Positive Law Principles
‘Positive law’ means man-made law, created by governments and responsive to the needs of the state. However, many theorists believe that the positive laws should all be in conformity with the ‘higher’ principles of natural law.
Legal positivism denies the existence of natural law and accepts only the justice implied in the law of the state: it says that you can’t determine the law by looking for underlying rational or spiritual processes. The law is seen as a construction of the general will of the people of a state, and cannot be wrong, because a whole people can do no wrong in creating their own laws for their own state. Rights in positive law are freedoms or protections which are written down in statutes and legally enforceable.
This is no mere talking-point.
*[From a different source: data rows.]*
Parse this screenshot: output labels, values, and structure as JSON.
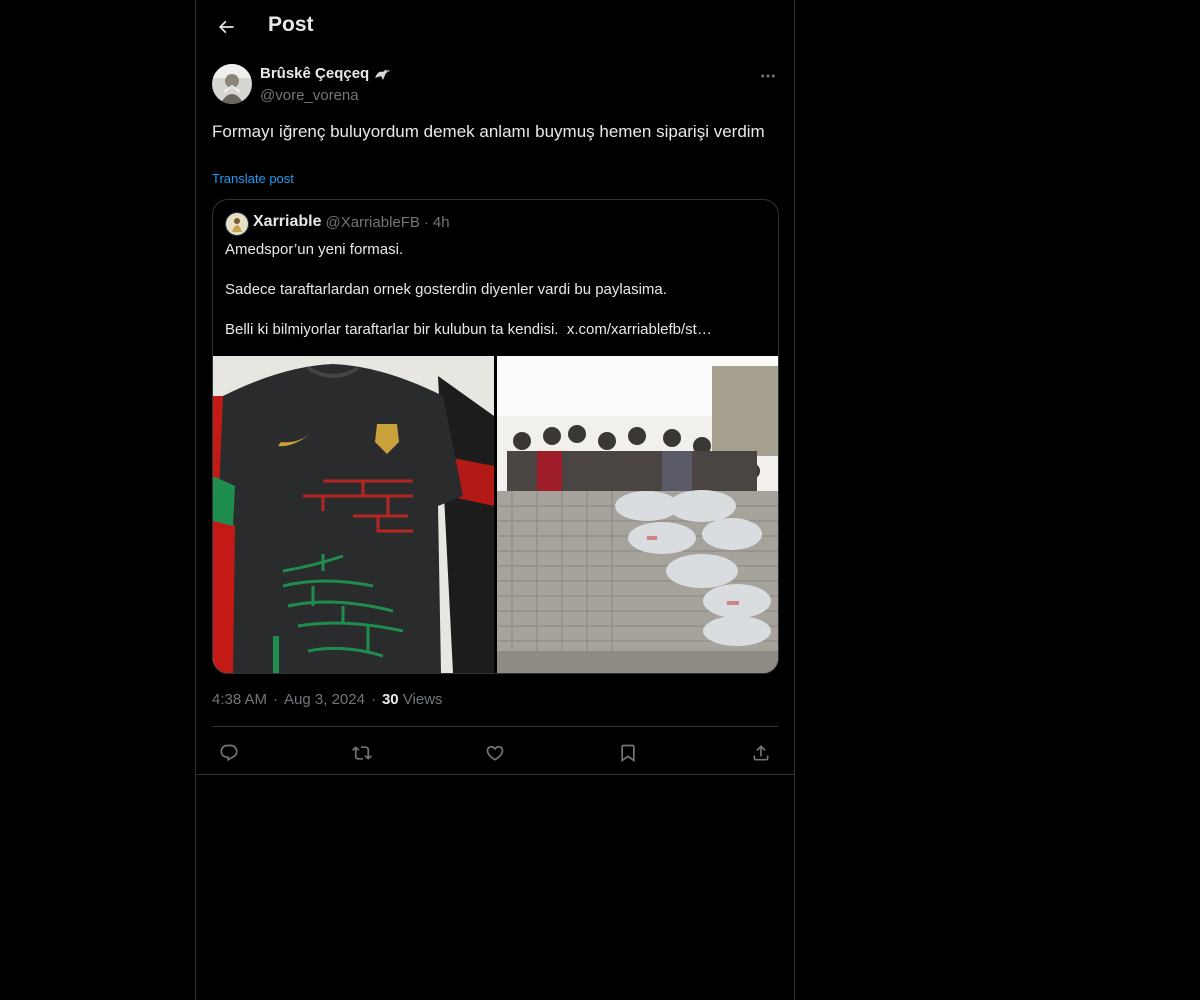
{
  "header": {
    "title": "Post",
    "back_icon": "arrow-left-icon"
  },
  "author": {
    "name": "Brûskê Çeqçeq",
    "name_emoji": "eagle-icon",
    "handle": "@vore_vorena"
  },
  "post": {
    "text": "Formayı iğrenç buluyordum demek anlamı buymuş hemen siparişi verdim",
    "translate_label": "Translate post"
  },
  "quote": {
    "name": "Xarriable",
    "handle": "@XarriableFB",
    "separator": "·",
    "time": "4h",
    "lines": [
      "Amedspor’un yeni formasi.",
      "Sadece taraftarlardan ornek gosterdin diyenler vardi bu paylasima.",
      "Belli ki bilmiyorlar taraftarlar bir kulubun ta kendisi."
    ],
    "link": "x.com/xarriablefb/st…",
    "media": [
      "jersey-photo",
      "crowd-behind-wall-photo"
    ]
  },
  "meta": {
    "time": "4:38 AM",
    "separator": "·",
    "date": "Aug 3, 2024",
    "views_count": "30",
    "views_label": "Views"
  },
  "actions": [
    "reply-icon",
    "repost-icon",
    "like-icon",
    "bookmark-icon",
    "share-icon"
  ],
  "colors": {
    "background": "#000000",
    "text": "#e7e9ea",
    "muted": "#71767b",
    "accent": "#1d9bf0",
    "border": "#2f3336"
  }
}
For example, in Britain in 2006, the Al Qaeda terrorist campaign pushed the government into the making of laws that clearly threaten what many people consider their natural law rights of movement around the country. Other examples we have already mentioned (in Unit 1) include the Commonwealth choosing to sanction South Africa, albeit unevenly, so that it was forced to quit the organisation in 1961. Also, in 2002, Zimbabwe was suspended for a year from the Councils of the Commonwealth after the critical report by the Commonwealth Observer Group studying the presidential election. Both states insisted that, while their laws did threaten certain natural law freedoms, those laws were necessary for the well-being of the state i.e. that they were positive law principles.